To keep the doctrine concrete, this article follows a running hypothetical (clearly labeled as such). Bastion Security Systems is a fictional cybersecurity vendor whose marketing leans hard on three phrases: "blocks 100% of ransomware," "military-grade encryption," and "the industry's most accurate threat detection." Its rival, Verge, believes all three are overstated and is weighing a challenge. Bastion's dilemma — how to be aggressive enough to win deals without saying things it cannot defend — runs through every doctrine below. By the end, you should be able to predict, with some precision, which of Bastion's three claims gets it sued, which gets it a quick loss, and which it can probably keep.
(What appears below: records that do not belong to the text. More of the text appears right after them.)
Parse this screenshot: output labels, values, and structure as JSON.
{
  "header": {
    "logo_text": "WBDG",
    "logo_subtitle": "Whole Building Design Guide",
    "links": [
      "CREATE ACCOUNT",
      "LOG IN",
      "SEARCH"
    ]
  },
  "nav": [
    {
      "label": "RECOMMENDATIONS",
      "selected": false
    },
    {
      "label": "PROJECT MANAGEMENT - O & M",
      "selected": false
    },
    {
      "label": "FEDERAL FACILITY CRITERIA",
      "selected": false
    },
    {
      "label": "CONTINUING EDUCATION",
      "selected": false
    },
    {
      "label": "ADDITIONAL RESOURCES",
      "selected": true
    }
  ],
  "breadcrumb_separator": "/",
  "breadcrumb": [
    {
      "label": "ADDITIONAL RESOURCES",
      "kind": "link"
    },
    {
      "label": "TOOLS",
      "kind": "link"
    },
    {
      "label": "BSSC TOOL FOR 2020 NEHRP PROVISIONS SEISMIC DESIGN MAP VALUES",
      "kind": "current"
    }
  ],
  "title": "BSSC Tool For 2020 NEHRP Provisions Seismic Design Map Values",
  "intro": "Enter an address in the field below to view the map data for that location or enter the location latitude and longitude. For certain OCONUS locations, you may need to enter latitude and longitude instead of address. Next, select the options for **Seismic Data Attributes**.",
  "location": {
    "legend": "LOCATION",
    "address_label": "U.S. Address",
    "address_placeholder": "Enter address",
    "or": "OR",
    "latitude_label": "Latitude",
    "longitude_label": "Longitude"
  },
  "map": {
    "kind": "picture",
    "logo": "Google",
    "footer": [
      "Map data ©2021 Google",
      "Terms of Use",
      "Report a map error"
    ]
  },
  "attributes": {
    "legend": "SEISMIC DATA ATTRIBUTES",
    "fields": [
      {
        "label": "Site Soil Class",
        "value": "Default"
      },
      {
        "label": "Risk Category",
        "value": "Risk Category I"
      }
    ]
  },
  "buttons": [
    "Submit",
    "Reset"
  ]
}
The statute: two prongs, one of which is ours

Section 43(a) of the Lanham Act, 15 U.S.C. § 1125(a), is a workhorse with two distinct jobs. Section 43(a)(1)(A) — the "infringement prong" — reaches false designations of origin and unregistered trademark and trade-dress claims: uses of a mark or get-up that cause confusion about who made a product. That prong is the subject of our companion pieces on navigating the maze of trademark confusion and brand protection online. Section 43(a)(1)(B) — the "false advertising prong," and our subject here — reaches commercial representations that misrepresent "the nature, characteristics, qualities, or geographic origin" of goods, services, or commercial activities. It covers claims about your own product (superiority claims) and claims about a competitor's product (comparative advertising and disparagement). It applies only to statements made in "commercial advertising or promotion," not to a stray remark in a sales email. And it extends a remedy to "any person who believes that he or she is likely to be damaged" — which, after a half-century of construction, means competitors, not consumers.
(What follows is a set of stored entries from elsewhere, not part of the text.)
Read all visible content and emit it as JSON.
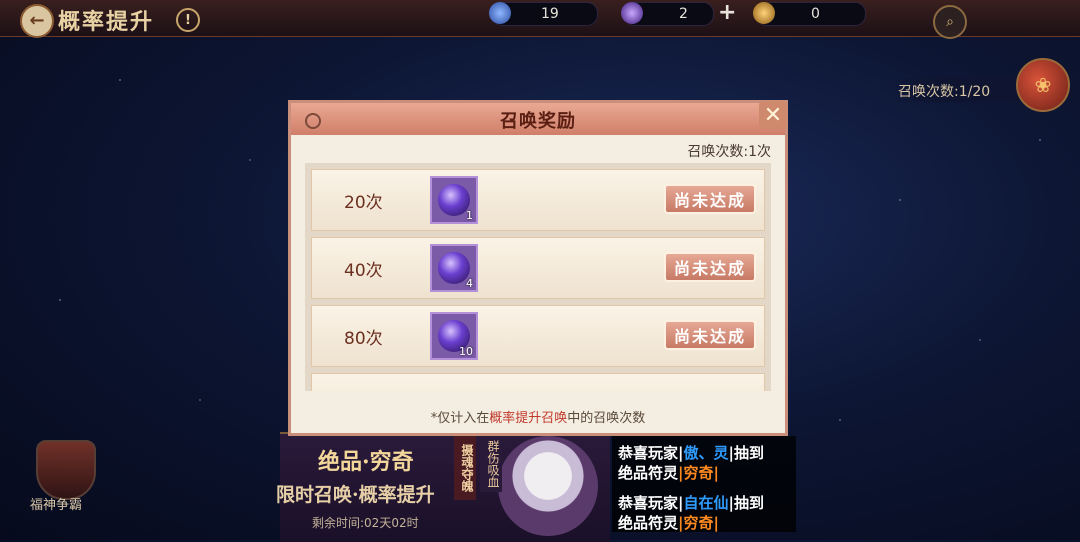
{
  "header": {
    "title": "概率提升",
    "info_symbol": "!",
    "back_symbol": "←",
    "plus_symbol": "+",
    "search_symbol": "⌕"
  },
  "currencies": [
    {
      "icon": "crystal-icon",
      "value": "19"
    },
    {
      "icon": "purple-orb-icon",
      "value": "2"
    },
    {
      "icon": "gold-coin-icon",
      "value": "0"
    }
  ],
  "summon_counter": {
    "label": "召唤次数:1/20"
  },
  "bag_symbol": "❀",
  "left_emblem": {
    "label": "福神争霸"
  },
  "banner": {
    "title": "绝品·穷奇",
    "subtitle": "限时召唤·概率提升",
    "timer": "剩余时间:02天02时",
    "tag1": "摄魂夺魄",
    "tag2": "群伤吸血"
  },
  "broadcast": [
    {
      "prefix": "恭喜玩家",
      "sep1": "|",
      "name": "傲、灵",
      "sep2": "|",
      "verb": "抽到",
      "line2_prefix": "绝品符灵",
      "item": "|穷奇|"
    },
    {
      "prefix": "恭喜玩家",
      "sep1": "|",
      "name": "自在仙",
      "sep2": "|",
      "verb": "抽到",
      "line2_prefix": "绝品符灵",
      "item": "|穷奇|"
    }
  ],
  "modal": {
    "title": "召唤奖励",
    "count_label": "召唤次数:1次",
    "close_symbol": "✕",
    "rows": [
      {
        "label": "20次",
        "qty": "1",
        "status": "尚未达成"
      },
      {
        "label": "40次",
        "qty": "4",
        "status": "尚未达成"
      },
      {
        "label": "80次",
        "qty": "10",
        "status": "尚未达成"
      }
    ],
    "footnote": {
      "prefix": "*仅计入在",
      "highlight": "概率提升召唤",
      "suffix": "中的召唤次数"
    }
  },
  "colors": {
    "accent": "#d07f69",
    "panel": "#f4ede2",
    "name_blue": "#2f9cff",
    "item_orange": "#ff8a1f"
  }
}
That last point is the doctrine's defining feature, and it is worth dwelling on. The Federal Trade Commission Act, 15 U.S.C. § 45, prohibits "unfair or deceptive acts or practices," but it creates no private right of action — only the FTC enforces it. State consumer-protection statutes give consumers a remedy but center on consumer harm. The Lanham Act occupies the gap in the middle: it is the federal statute under which one business can directly sue another for lying in its advertising. Courts reached that result by reading Section 43(a)'s sweeping "any person" language together with Section 45's statement that the Act exists "to protect persons engaged in [interstate] commerce against unfair competition," 15 U.S.C. § 1127, and concluding that individual consumers lack standing even though preventing consumer confusion is a principal aim of the Act (Made in the USA Found. v. Phillips Foods, Inc., 365 F.3d 278 (4th Cir. 2004)). A consumer who feels misled looks to the FTC or to state law; a competitor reaches for Section 43(a).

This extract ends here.